There’s no doubt that one of the best summer drinks ever invented is the margarita. It’s cool, tart, a little tangy — with a spicy tequila smack — and salty on the finish. My preferred version would be on the rocks, forged with reposado tequila (for a bolder flavor), with a salted rim.
While my described concoction may taste like a piece of heaven on earth, there’s always room for experimentation and exploration. Summer being the season of fruitful bounty, it’s only natural that folks began to try fruity variations on this timeless elixir.
Enter the flavored margarita.
Many people, especially bartenders, are divided in their opinions of the flavored margarita. Some refer to it as a bastardization of an immortal cocktail. Others have embraced the chance to play around with new taste combinations.
In the way that flavored daiquiris have been maligned, the flavored margarita has gotten a bad rap. Many people associate it with the premixed, preprocessed frozen version that resembles a 7-Eleven Slurpee or the tawdry variations served at places like TGI Fridays or Tex-Mex chain restaurants.
When prepared with quality ingredients (i.e., fresh fruit), flavored margaritas can provide a rainbow of exciting choices for refreshment, not just in summer, but all year round.
Some say that flavored margaritas go back to the birth of the margarita itself. The number of stories that exist about the origins of the margarita nearly equal the number of insults hurled at a Donald Trump rally.
One story with credibility is that the margarita evolved from an old cocktail called the daisy, which dates to the 1870s. In fact, margarita is the Spanish word for daisy.
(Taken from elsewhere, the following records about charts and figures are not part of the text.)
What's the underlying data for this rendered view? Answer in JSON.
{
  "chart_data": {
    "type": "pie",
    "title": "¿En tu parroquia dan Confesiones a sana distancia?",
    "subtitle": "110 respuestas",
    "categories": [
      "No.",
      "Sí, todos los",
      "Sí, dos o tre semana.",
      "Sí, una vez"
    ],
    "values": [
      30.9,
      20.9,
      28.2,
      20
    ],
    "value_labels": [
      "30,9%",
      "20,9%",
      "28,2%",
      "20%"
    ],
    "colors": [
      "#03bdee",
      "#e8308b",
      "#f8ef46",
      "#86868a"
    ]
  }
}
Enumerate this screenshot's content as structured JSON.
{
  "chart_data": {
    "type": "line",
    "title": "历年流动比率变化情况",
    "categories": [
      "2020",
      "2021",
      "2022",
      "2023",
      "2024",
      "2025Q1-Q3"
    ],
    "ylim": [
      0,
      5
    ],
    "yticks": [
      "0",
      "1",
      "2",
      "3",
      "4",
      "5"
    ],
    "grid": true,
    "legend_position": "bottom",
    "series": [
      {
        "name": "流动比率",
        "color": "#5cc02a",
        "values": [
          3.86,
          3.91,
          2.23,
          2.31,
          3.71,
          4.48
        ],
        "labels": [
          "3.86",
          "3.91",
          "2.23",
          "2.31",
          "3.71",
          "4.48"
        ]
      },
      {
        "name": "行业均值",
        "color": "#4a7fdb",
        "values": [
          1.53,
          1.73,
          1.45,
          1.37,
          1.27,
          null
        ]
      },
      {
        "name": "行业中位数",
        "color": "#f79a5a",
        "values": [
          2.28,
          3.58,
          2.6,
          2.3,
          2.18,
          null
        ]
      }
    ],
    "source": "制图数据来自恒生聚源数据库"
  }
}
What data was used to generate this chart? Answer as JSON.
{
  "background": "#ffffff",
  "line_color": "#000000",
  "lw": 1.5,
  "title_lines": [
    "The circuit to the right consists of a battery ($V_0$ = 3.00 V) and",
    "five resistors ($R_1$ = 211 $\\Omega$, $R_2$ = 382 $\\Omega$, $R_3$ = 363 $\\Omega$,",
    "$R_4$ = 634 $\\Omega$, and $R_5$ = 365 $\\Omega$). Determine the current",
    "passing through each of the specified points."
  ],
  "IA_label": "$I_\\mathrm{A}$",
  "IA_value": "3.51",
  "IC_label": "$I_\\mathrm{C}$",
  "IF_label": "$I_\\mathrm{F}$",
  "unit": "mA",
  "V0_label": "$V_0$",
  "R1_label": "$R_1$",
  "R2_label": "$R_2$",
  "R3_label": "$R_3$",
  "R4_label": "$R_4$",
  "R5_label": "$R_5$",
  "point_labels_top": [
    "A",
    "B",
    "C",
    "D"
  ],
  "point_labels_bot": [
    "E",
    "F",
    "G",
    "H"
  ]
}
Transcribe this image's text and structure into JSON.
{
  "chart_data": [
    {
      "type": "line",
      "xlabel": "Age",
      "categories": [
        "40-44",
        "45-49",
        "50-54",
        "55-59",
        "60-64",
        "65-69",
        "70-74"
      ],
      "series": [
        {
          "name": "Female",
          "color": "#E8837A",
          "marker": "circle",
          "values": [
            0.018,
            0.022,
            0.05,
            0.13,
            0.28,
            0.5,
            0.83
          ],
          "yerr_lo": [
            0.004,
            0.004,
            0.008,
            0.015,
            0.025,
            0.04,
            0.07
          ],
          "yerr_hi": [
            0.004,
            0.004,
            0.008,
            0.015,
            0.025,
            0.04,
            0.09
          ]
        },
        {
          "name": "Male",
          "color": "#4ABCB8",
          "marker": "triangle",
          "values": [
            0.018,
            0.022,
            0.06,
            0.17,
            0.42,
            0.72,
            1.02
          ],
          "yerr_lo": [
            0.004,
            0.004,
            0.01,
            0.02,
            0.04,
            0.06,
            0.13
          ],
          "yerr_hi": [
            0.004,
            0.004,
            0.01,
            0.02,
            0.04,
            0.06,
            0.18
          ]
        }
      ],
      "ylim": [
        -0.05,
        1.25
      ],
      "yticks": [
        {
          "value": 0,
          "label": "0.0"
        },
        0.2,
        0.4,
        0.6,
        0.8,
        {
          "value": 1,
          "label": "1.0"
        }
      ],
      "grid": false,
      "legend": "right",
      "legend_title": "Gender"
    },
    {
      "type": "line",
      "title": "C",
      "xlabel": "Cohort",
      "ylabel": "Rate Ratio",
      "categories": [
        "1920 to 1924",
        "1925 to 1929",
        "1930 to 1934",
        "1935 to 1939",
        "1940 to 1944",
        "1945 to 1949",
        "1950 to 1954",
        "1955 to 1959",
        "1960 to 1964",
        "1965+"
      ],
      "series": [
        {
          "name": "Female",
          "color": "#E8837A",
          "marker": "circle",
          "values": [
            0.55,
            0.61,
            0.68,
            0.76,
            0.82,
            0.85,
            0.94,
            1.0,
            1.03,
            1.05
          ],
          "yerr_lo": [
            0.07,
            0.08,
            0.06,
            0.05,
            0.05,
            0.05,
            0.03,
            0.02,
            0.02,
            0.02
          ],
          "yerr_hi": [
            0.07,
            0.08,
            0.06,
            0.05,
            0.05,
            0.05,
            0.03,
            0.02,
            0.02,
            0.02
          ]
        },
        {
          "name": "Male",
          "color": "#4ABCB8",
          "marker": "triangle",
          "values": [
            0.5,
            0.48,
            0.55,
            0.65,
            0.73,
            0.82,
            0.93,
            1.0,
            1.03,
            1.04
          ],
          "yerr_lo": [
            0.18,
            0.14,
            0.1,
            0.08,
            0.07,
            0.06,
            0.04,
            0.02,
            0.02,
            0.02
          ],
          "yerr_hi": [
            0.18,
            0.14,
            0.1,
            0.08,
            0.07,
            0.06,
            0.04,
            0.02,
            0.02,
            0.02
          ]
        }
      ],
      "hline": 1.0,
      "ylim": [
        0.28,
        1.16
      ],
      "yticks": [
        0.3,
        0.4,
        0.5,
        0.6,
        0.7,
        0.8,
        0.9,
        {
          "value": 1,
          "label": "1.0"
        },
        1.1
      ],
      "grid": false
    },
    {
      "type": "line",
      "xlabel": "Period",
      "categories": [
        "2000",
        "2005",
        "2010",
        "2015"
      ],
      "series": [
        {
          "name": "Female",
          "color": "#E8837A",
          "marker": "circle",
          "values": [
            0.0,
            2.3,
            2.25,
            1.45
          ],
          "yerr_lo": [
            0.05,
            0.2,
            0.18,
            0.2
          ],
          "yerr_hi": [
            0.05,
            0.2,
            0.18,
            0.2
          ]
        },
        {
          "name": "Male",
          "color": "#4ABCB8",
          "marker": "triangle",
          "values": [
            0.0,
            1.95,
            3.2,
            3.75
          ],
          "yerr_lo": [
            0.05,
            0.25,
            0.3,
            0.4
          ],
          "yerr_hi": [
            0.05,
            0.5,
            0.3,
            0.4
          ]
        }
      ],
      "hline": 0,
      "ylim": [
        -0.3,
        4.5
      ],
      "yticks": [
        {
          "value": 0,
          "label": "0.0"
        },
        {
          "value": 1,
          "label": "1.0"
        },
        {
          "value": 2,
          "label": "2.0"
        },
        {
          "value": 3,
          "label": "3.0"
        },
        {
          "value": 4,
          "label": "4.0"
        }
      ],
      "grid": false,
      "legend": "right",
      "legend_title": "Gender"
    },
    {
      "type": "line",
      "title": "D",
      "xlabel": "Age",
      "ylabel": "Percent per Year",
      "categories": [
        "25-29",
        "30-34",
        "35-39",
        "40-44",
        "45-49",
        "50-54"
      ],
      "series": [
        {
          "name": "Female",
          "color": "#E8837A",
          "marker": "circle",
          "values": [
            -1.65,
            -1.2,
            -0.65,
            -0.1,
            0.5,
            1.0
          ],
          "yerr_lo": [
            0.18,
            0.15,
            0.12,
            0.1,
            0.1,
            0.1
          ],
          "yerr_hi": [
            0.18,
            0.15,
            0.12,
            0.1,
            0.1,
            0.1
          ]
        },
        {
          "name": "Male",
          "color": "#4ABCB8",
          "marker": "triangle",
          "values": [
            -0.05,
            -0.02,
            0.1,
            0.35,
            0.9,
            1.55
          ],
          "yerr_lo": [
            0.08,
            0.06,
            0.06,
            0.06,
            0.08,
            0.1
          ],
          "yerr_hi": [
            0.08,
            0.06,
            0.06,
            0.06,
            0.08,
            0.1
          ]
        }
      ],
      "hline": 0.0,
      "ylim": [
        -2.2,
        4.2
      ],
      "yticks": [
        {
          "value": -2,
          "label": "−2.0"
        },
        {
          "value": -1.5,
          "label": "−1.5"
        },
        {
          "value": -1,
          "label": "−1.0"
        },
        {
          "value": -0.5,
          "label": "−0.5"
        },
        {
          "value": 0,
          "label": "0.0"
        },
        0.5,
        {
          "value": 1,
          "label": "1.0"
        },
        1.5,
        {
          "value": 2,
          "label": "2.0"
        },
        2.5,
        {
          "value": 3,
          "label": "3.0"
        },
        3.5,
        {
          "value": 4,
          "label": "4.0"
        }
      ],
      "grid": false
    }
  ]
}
Jerry Thomas’s 1876 daisy recipe consists of liquor shaken up with some lemon juice and “orange cordial,” then strained into a large cocktail glass and topped off with a little splash of soda. It was originally made with whiskey, but soon other versions popped up made with brandy and — perhaps the most popular version today — gin. Another notable diversion was the use of grenadine (pomegranate syrup).
According to Patrón tequila, at some point in the mid-1920s, a customer approached Henry Madden, bartender at the Turf Bar in Tijuana, and asked for a gin daisy. “In mixing [the] drink,” he told a reporter in 1936, “I grabbed the wrong bottle” — the tequila bottle. Result: “the customer was so delighted that he called for another and spread the news far and wide.” By the mid-1930s, the drink was all over Mexico.
What remains a mystery is whether this tequila daisy was made with orange liqueur or grenadine. Were it the latter, it could mean that the first margarita was essentially a flavored one.
The secret to a delicious flavored margarita is using fresh fruit. My preferred choices include pomegranate (which has an earthy quality) and mango (my favorite tropical fruit). The area’s best pomegranate margarita can be found at José Andrés’s Oyamel, one of D.C.’s most authentic Mexican restaurants. Also try their Oaxacan orange, made with sour orange and maraschino liqueur.
Hotspot El Chucho – Cocina Superior in Columbia Heights has a selection of margaritas including a blackberry poblano. The hibiscus margarita at Tico DC has been called “the best drink in the District” by reviewers on Foursquare.
Cuba Libre on 9th Street NW has mixed a mango margarita made with Patrón silver tequila. Another great option is El Centro D.F., in Georgetown or on 14th Street NW, for the restaurant’s signature strawberry and mango concoction or prickly pear margarita.
*Patrón Mango Margarita*
*Courtesy of Cuba Libre*
1.25 oz. Patrón Silver
.5 oz. Patrón Citrónge mango liqueur
1.5 oz. fresh mango puree
1.25 oz. fresh-squeezed lime juice
Combine ingredients in a dry shaker. Pour over ice and shake an additional six times. Serve over ice or straight up and garnish with lime.